Peter Blood(the dashing Kieron Moore, perfectly conveying the drive and determination of a scientist with paranoia and madness brewing inside)returns to his small village home of Grenville after extensive schooling in Vienna. What his father Dr. Robert Blood(Ian Hunter), the beloved, hardworking village physician, or nurse Linda Parker(the lovely Hazel Court), his possible love interest, neither know is just what Peter is capable of in pursuing his goal to make a living, beating heart revive a dead body. Peter takes it upon himself to choose the lowest of village folk to paralyze with a poison that removes their ability to move much or talk, enabling him to surgically remove their hearts while they remain alive, with horrified eyes revealing the only cries of help available to them. Peter has a secret "lab" in a small place within tunnels underneath the ruins of an abandoned mine. Opportunity arises for Peter to gain control of human subjects when his father must leave for nearby Plymouth, out of town, as he works in his place with access to tools, equipment, and space. But, it'll only be a matter of time before Peter will make that ultimate mistake which will reveal his evil ways. He wholeheartedly believes in what he's doing..scientists must be "ruthless and unafraid" of what the critical majority as a whole thinks, Peter feels that important people should live in place of the "inferior" beings who merely occupy space, when their beating hearts could thrive in those better suited to make the world a better place.

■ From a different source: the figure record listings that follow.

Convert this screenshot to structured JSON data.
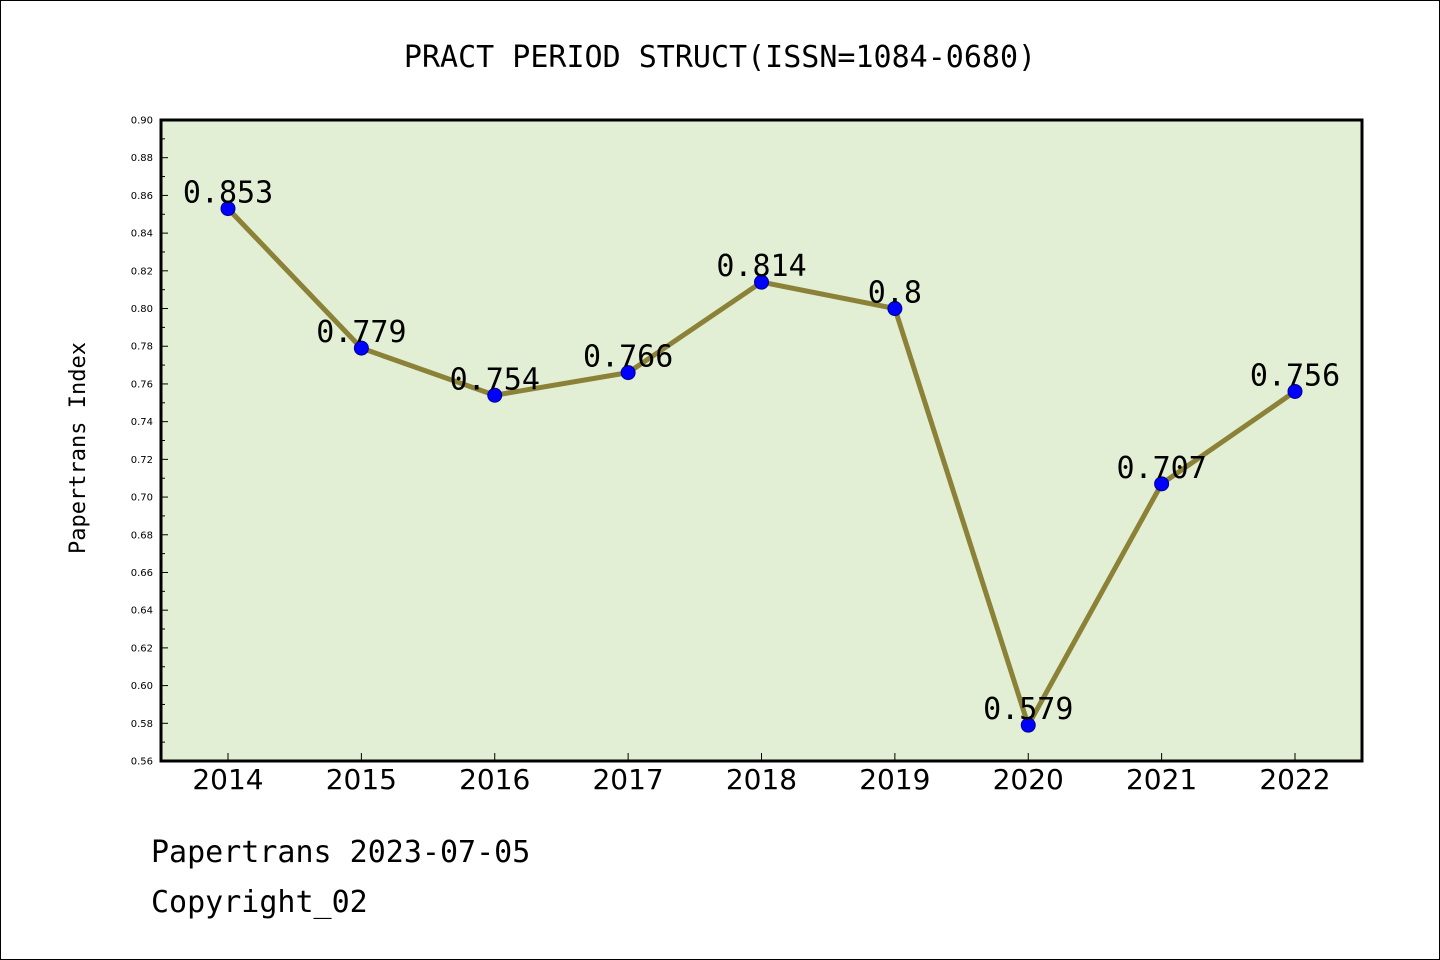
{
  "chart_data": {
    "type": "line",
    "title": "PRACT PERIOD STRUCT(ISSN=1084-0680)",
    "xlabel": "",
    "ylabel": "Papertrans Index",
    "categories": [
      "2014",
      "2015",
      "2016",
      "2017",
      "2018",
      "2019",
      "2020",
      "2021",
      "2022"
    ],
    "series": [
      {
        "values": [
          0.853,
          0.779,
          0.754,
          0.766,
          0.814,
          0.8,
          0.579,
          0.707,
          0.756
        ]
      }
    ],
    "data_labels": [
      "0.853",
      "0.779",
      "0.754",
      "0.766",
      "0.814",
      "0.8",
      "0.579",
      "0.707",
      "0.756"
    ],
    "ylim": [
      0.56,
      0.9
    ],
    "yticks": [
      "0.56",
      "0.58",
      "0.60",
      "0.62",
      "0.64",
      "0.66",
      "0.68",
      "0.70",
      "0.72",
      "0.74",
      "0.76",
      "0.78",
      "0.80",
      "0.82",
      "0.84",
      "0.86",
      "0.88",
      "0.90"
    ],
    "grid": false,
    "colors": {
      "plot_background": "#e2efd4",
      "line": "#8b8137",
      "marker": "#0000ff"
    }
  },
  "footer": {
    "line1": "Papertrans 2023-07-05",
    "line2": "Copyright_02"
  }
}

This was actually a pleasant surprise. I thought the premise was grisly enough and the idea that Peter has trust from those in the village, creates much in the way of suspense. There's this masterstroke of a scene where this poor soul, given poison, makes his way, painstakingly, out of Peter's cavernous lair outside to an ocean embankment only to face the fact that the village is using as their physician, currently taking Robert's place, the very man who committed the sickening act to him. Hazel Court is the voice of reason, using Peter's attempts at being God against him to no avail when she suspects, and is right, that he's doing inhumane things. Kenneth J Warren is the village Sergeant Cook, who is investigating missing citizens and unusual deaths. An important scene comes in the middle portion of the film when Peter is first caught by the village's elderly coroner, attempting a surgical heart removal on a citizen in the morgue. Interrupted by coroner Morton(Gerald Lawson)while in the process of removing the heart, Peter kills him accidentally setting off a chain of events will lead to his downfall. The body he was working on dies, so he'll have to seek a second victim. Peter has to somehow hide Morton's body, take over as coroner doing autopsies which have the poison he put inside them, trying to evade curious eyes seeking answers to odd occurrences. You see, through Moore's performance, a man squirming to correct mistakes he himself made trying somehow to stay one step ahead.
I'm a fan of "mad scientist" movies, and this does follow the Frankenstein model, but I liked the performances. The film is ultimately about life and death and how Peter wishes to prolong those important with the hearts of those who waste them on drink or lost dreams. I also felt director Sidney J Furie uses the ruins and tunnels effectively. I think this is so story-driven, that the low budget doesn't harm it. Only one real puzzling occurrence for me was the ending when Peter is actually successful only for the one revived from the dead(..a real nifty twist is who the corpse revived is and how they relate to Linda)to turn on him violently..I guess it follows Frankenstein in that regard as well because when one tries to play God he will reap what he sows.